PhD Candidate
Carnegie Mellon University
Areas of Interest
- Human-Computer Interaction
- Information, Data, Network, and Communication Sciences
- Security
Poster
What breach? Measuring online awareness of security incidents by studying real-world browsing behavior
Abstract
Awareness about security and privacy risks is important for developing good security habits. Learning about real-world security incidents and data breaches can alert people to the ways in which their information is vulnerable online, thus playing a significant role in encouraging safe security behavior. This work examines 1) how often people read about security incidents online, 2) of those people, whether and to what extent they follow up with an action, e.g., by trying to learn more about the incident, and 3) what influences the likelihood that they will read about an incident and take some action. We study this by quantitatively examining real-world internet-browsing data from 303 participants.
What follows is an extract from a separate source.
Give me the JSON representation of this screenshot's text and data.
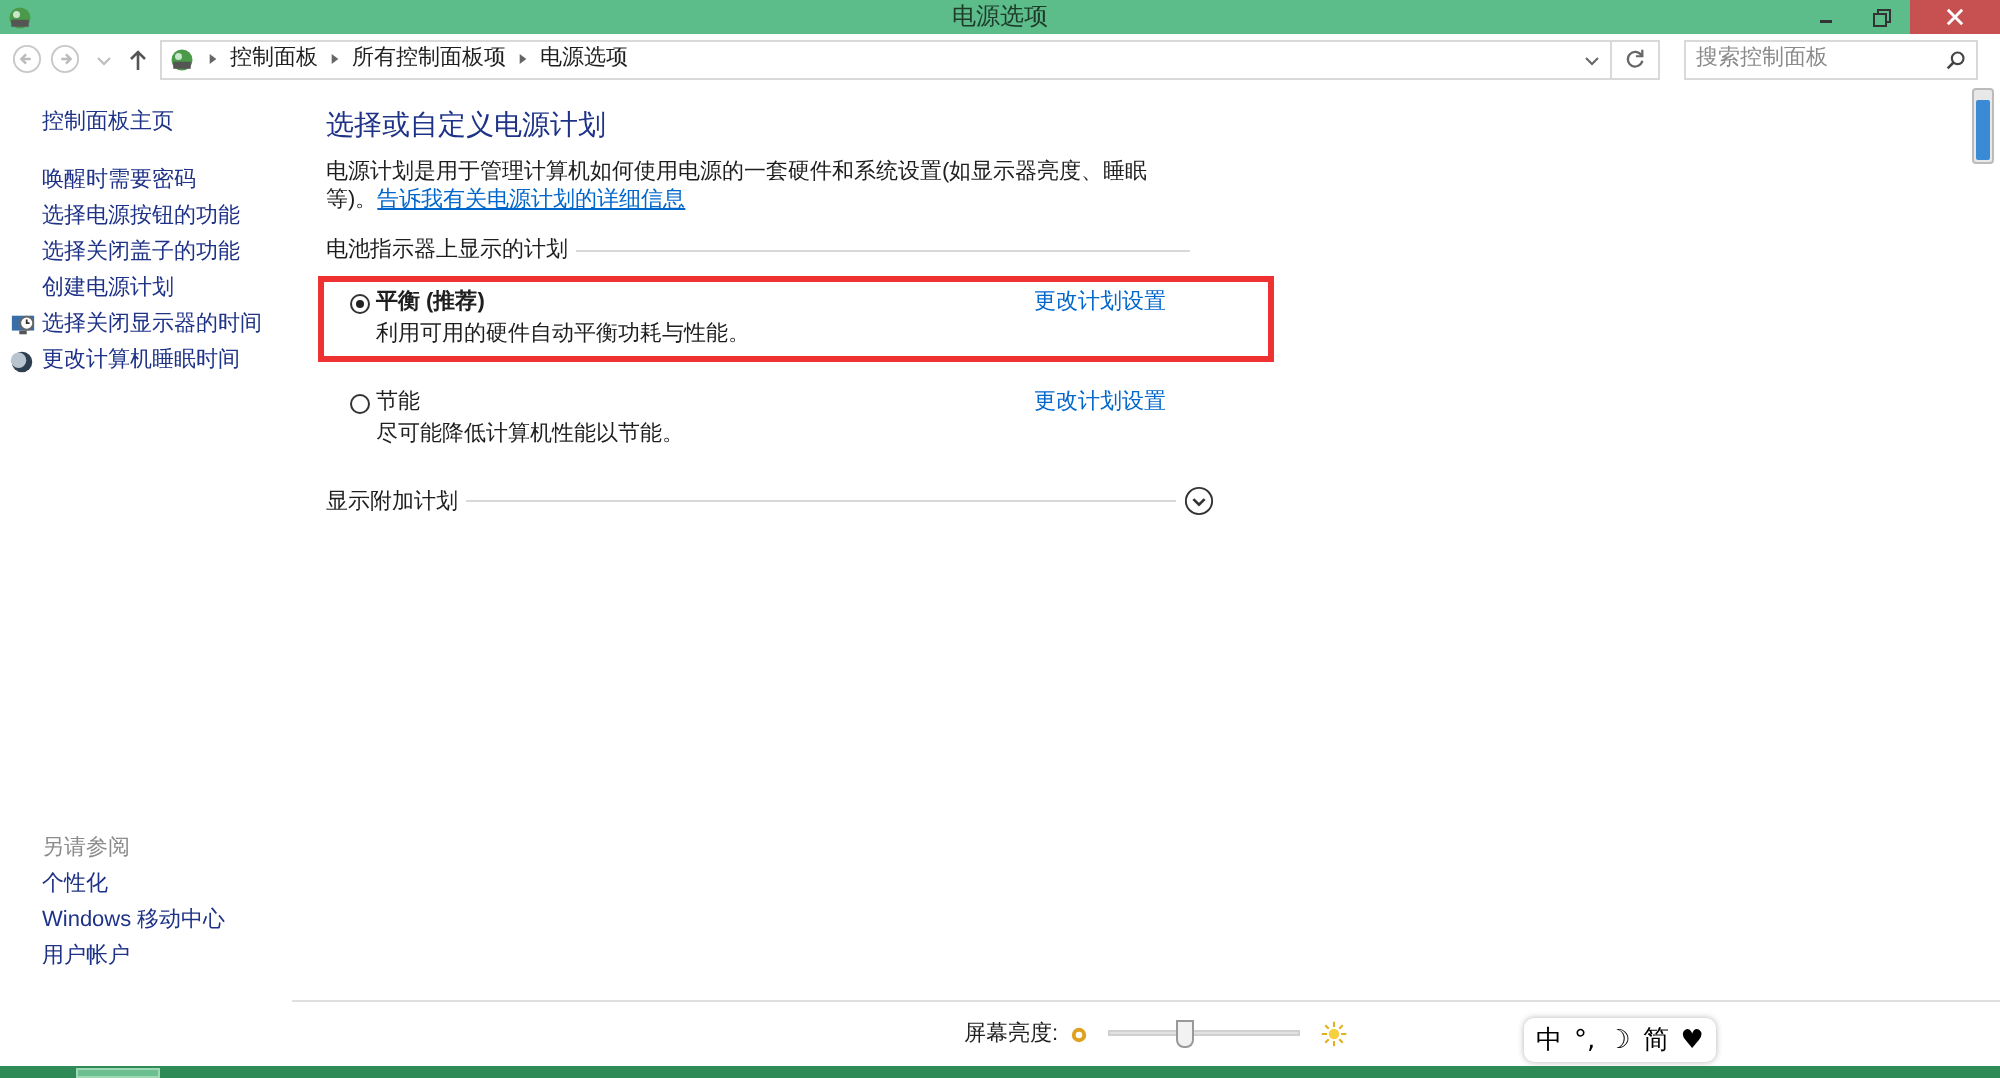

Our findings present a bleak view of awareness of security incidents. Only 16% of participants visited any web pages related to six widely publicized large-scale security incidents; few read about one even when an incident was likely to have affected them (e.g., the Equifax breach almost universally affected people with Equifax credit reports). We further found that more severe incidents as well as articles that constructively spoke about the incident inspired more action. We conclude with recommendations for specific future research and for enabling useful security incident information to reach more people.
Bio
Sruti Bhagavatula is a 6th-year PhD student researching computer security and privacy at Carnegie Mellon University (CMU) with Dr. Lujo Bauer. She received her MS in Computer Science from CMU and her BS, also in computer science, from the University of Illinois at Chicago. Her most recent work involves empirical measurement studies related to engagement with and actions after with security incidents, how security advice is shared through social networks, and how to improve the spread of security advice through such networks. She is interested in teaching and CS education and hopes to be a teaching-track professor after obtaining her PhD. She has taught classes related to security and privacy and undergraduate classes related to data structures and core CS concepts.